Add a Windshield Vent
And Keep Your Cool
Thanks to Leo Jansen, aka Mtn1600 For This Project
Almost every rider who sits behind a windshield enjoys the wind and bug protection it affords but on those toasty days, whew! It can get pretty warm with the lack of airflow. The solution? Do what Goldwing riders do and put a vent in the windshield.
Actually that's where Leo got the idea, from a Wing he parked next to fairly frequently at work.
What You'll Need
1- Windscreen air vent designed for Honda Goldwing. The part is available from J&P Cycles for $49.99 (at this writing). Part numbers are ZZ75278 (clear) and ZZ75280 (smoke). From J&P the vent comes complete with all hardware and templates needed.
Drill bit(s) made for poking holes in plastic (use the radius of the template corners to determine size)
1- Fine tooth (metal cutting) jigsaw blade and jigsaw
1- Dremel power tool with sanding drum or sanding block and fine sandpaper
How To Do It
As shown at left tape both sides (front and back) of the windshield and
place the template in the location you have chosen.
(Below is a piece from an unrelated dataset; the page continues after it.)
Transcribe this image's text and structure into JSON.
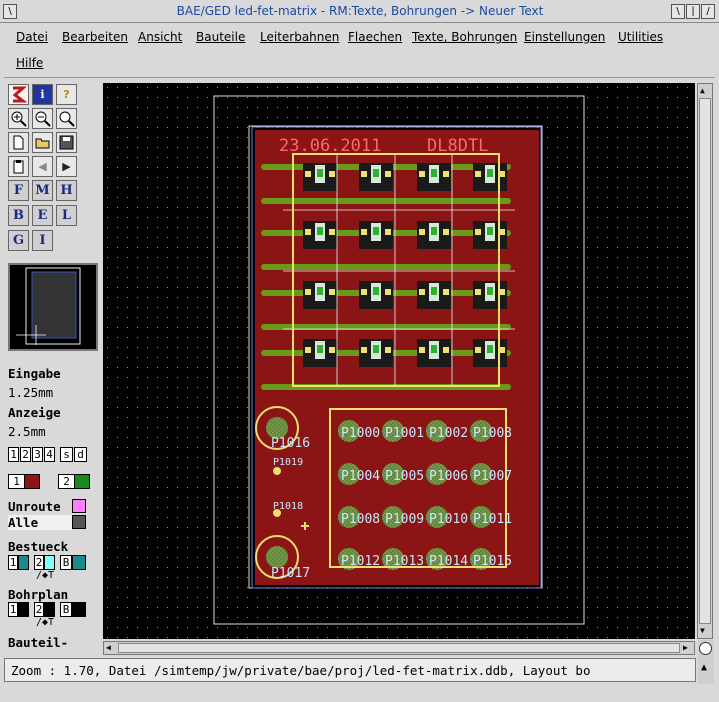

Trace the opening on
the tape with a thin permanent marker.
1. As shown at left tape both sides (front and back) of the windshield and place the template in the location you have chosen. Trace the opening on the tape with a thin permanent marker.
2. The SPOOKY part: Remove the template and drill the four corners with drill bits of the same radius as the template corners (keep the drill 'inside' the lines). You might find the top corners are larger radius than the bottom two so choose your bits accordingly. IMPORTANT: Use a drill bit made for drilling plastic and go slow, letting the tool do the work or you risk cracking the windshield.
3. Use a fine tooth (metal cutting) blade in a jigsaw run at high speed to cut between the holes. Use low pressure when pushing the saw and stop if the plastic starts to melt. You want to cut the plastic not melt it. Be sure you have plenty of tape on both sides of the windshield with enough margin so no part of your saw will touch the plastic. If there's any question at all, add more tape. The base plate of a saw 'will' scratch or even gouge the shield if the plastic isn't protected. When finished you'll have a nice clean hole as shown at right.
4. Remove the tape and clean up the hole using the Dremel sanding disk or sandpaper. You'll want to make sure any nicks made by the blade are removed since they could act as stress risers and lead to windshield cracks in the future.
5. Now consult the instructions that came with the vent for the final installation which involves slipping the 'vent' section through the hole and attaching it to the front grill. You should have the parts shown at left.
6. You're done! Go ride with the vent open or closed you may discover some side benefits including less helmet buffeting as air flows in to help eliminate the low pressure area behind your windshield.